Have any of these people ever thought of running on a “do nothing” ticket. Some
might even approach the well-nigh unattainable status of the learned and unexcitable
Calvin Coolidge. Let them go home and stay there until a national emergency calls
them forth. Better still, let them wait the “emergency” out and, depending on whether
it threatens national security, maybe it will go away by itself, as the Great Depression
almost certainly would have done if, as many revisionists now believe, Herbert Hoover
and Franklin D. Roosevelt hadn’t taken it upon themselves to tinker with naturally
sustaining and self-correcting market forces.

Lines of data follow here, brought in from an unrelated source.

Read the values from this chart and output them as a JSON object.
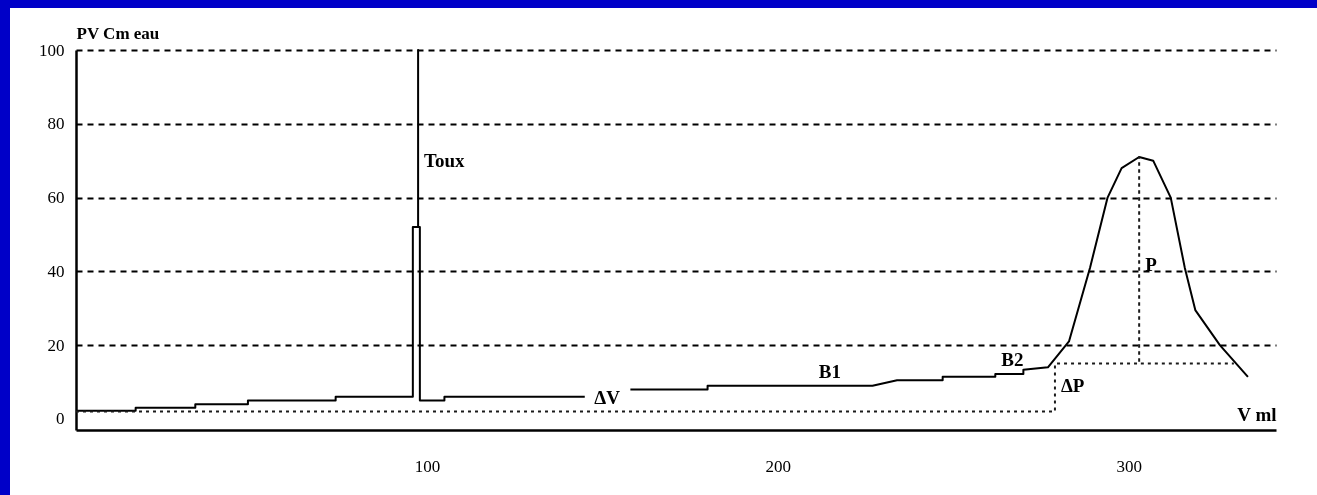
{
  "chart_data": {
    "type": "line",
    "ylabel": "PV  Cm eau",
    "xlabel": "V   ml",
    "xlim": [
      0,
      342
    ],
    "ylim": [
      -3,
      100
    ],
    "xticks": [
      100,
      200,
      300
    ],
    "yticks": [
      0,
      20,
      40,
      60,
      80,
      100
    ],
    "grid": "y",
    "line_style": "solid",
    "marker": "none",
    "series": [
      {
        "color": "#000000",
        "x": [
          0,
          17,
          17,
          34,
          34,
          49,
          49,
          74,
          74,
          96,
          96,
          97.5,
          97.5,
          97.5,
          98,
          98,
          105,
          105,
          145,
          150,
          158,
          180,
          180,
          227,
          234,
          247,
          247,
          262,
          262,
          270,
          270,
          277,
          283,
          289,
          294,
          298,
          303,
          307,
          312,
          316,
          319,
          326,
          334
        ],
        "values": [
          2.2,
          2.2,
          3,
          3,
          4,
          4,
          5,
          5,
          6,
          6,
          52,
          52,
          100,
          52,
          52,
          5,
          5,
          6,
          6,
          null,
          8,
          8,
          9,
          9,
          10.5,
          10.5,
          11.4,
          11.4,
          12.2,
          12.2,
          13.3,
          14,
          21,
          41,
          60,
          68,
          71,
          70,
          60,
          41,
          29.5,
          20,
          11.4
        ]
      },
      {
        "color": "#1a1a1a",
        "line_style": "dotted",
        "x": [
          0,
          279,
          279,
          303,
          303,
          303,
          330
        ],
        "values": [
          2,
          2,
          15,
          15,
          71,
          15,
          15
        ]
      }
    ],
    "annotations": [
      {
        "text": "Toux",
        "x": 97.5,
        "y": 66
      },
      {
        "text": "ΔV",
        "x": 146,
        "y": 2
      },
      {
        "text": "B1",
        "x": 210,
        "y": 9
      },
      {
        "text": "B2",
        "x": 262,
        "y": 12.2
      },
      {
        "text": "ΔP",
        "x": 279,
        "y": 5
      },
      {
        "text": "P",
        "x": 303,
        "y": 38
      }
    ]
  }
}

So let them go home and stay there and, above all, DO NOTHING! Let them drink
their toasts to the likes of William McKinley, who didn’t even leave his front porch to
campaign for reelection, and William Howard Taft and Franklin Pierce and the Filmore
Fews, a famous organization paying tribute to the non-accomplishments of the man
who may have been our greatest President, Millard Filmore, sneeringly and unfairly
impugned by his disclaimers as a “Copperhead” or “Cotton Whig”—in other words, as
a Southern sympathizer.
Certainly he managed to get fewer your Americans killed in unnecessary wars than
the Lincolns, Roosevelts, Wilsons and Lyndon Johnsons. If he could have been
around long enough he might even have managed us to avoid to the calamitous Civil
War or, more correctly, War between the States, fought on the pretext of freeing
slaves when, in actuality, the only real reason for it was the fear of Northern
moneychangers that the South would soon surpass their region in industrial might,
what with all that cotton lying for the taking just outside the doors of their new-grown textile mills.
If you have something to do, congressmen, and are willing to do it, which is seldom
the case, then for god’s sake do it and get the hell out of Washington! Go back to
your wives, your swimming holes, your summer revivals, your family reunions, your
backyard barbecues, your singles bars, your long days when there are no easy women to sooth your pain. Just get the hell on out and let the rest of us LIVE! As soon as we can get hold of what money we have left and stick it under our mattresses.